Posted at 4:37 PM on April 17, 2008
by Euan Kerr
It's always a little alarming to meet someone you are about to interview and he's barking on his cellphone. Errol Morris was clearly displeased about something. Then he saw me, smiled broadly, shook my hand, and went back to barking down the phone.
The issue was apparently his displeasure that there were empty seats at the free screening of his latest film, "Standard Operating Procedure," even though there were people standing in the lobby eager to get in. Apparently there was a disagreement with the distributor on limiting the size of the crowd.
Morris lost his signal as we got deeper into the building, and he got down to the serious business of talking about the film.
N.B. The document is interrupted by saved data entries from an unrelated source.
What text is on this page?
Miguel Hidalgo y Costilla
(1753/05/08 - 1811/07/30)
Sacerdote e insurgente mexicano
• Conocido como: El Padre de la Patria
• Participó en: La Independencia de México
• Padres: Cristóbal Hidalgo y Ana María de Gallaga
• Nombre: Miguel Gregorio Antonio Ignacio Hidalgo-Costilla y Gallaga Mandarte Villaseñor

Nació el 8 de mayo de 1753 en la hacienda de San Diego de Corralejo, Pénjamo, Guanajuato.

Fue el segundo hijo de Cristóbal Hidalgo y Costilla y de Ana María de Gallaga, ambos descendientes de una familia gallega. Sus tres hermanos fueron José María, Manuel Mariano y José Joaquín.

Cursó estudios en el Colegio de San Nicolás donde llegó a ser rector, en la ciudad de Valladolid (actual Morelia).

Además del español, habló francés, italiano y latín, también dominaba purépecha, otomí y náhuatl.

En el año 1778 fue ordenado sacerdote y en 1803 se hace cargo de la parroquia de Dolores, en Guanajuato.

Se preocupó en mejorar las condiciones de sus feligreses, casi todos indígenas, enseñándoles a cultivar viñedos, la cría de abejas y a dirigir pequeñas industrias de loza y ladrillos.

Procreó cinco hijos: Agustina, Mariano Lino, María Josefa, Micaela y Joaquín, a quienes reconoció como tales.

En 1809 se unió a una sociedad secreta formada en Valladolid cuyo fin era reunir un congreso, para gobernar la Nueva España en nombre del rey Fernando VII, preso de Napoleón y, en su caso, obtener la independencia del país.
"Standard Operating Procedure" is nominally about the creation of the infamous pictures taken at the Abu Ghraib prison in Iraq. Yet it very quickly becomes a treatise about power, checks and balances, scapegoating, and responsibility.
"Standard Operating Procedure" is a remarkable piece of cinema. Morris was able to interview several of the people who were splashed across the TV screens of the world when the pictures were released.
There is Sabrina Harman, who reads letters she wrote back to the woman she describes as her wife back in Texas, describing her disquiet at what is happening in the jail, but also how she takes part because it's what is expected.
And there is Megan Ambuhl who was the other woman in a love triangle with England and Charles Graner the manipulative corporal who Morris calls the Balanchine of Abu Ghraib for the way he choreographed some of the bizarre and abusive situations at the jail.
Graner only appears in pictures and video as he is still serving a 10 year sentence for what happened.
Errol Morris says he's been fascinated by war photographes for a long time, and these piectures are now perhaps the best known images in the world. He says they are interesting for what they show, and what they don't show. He says after working on the film he's beginning to get a sense of what happened at Aby Ghraib, but he thinks the story will continue to come out for years to come.
Morris says what he can't imagine is what it must feel like to be these individuals who he says have basically become the scapegoats for everything that has gone wrong with the Iraq war. He hopes the film will re-ignite interest in further investigation of what happened at Abu Ghraib, and have the demand for responsibility travel further up the chain of command. He says even after working on this project for two years, the whole idea makes him angry. He also says he's ashamed.
The film is released in theater in late May, and we'll air his interview then.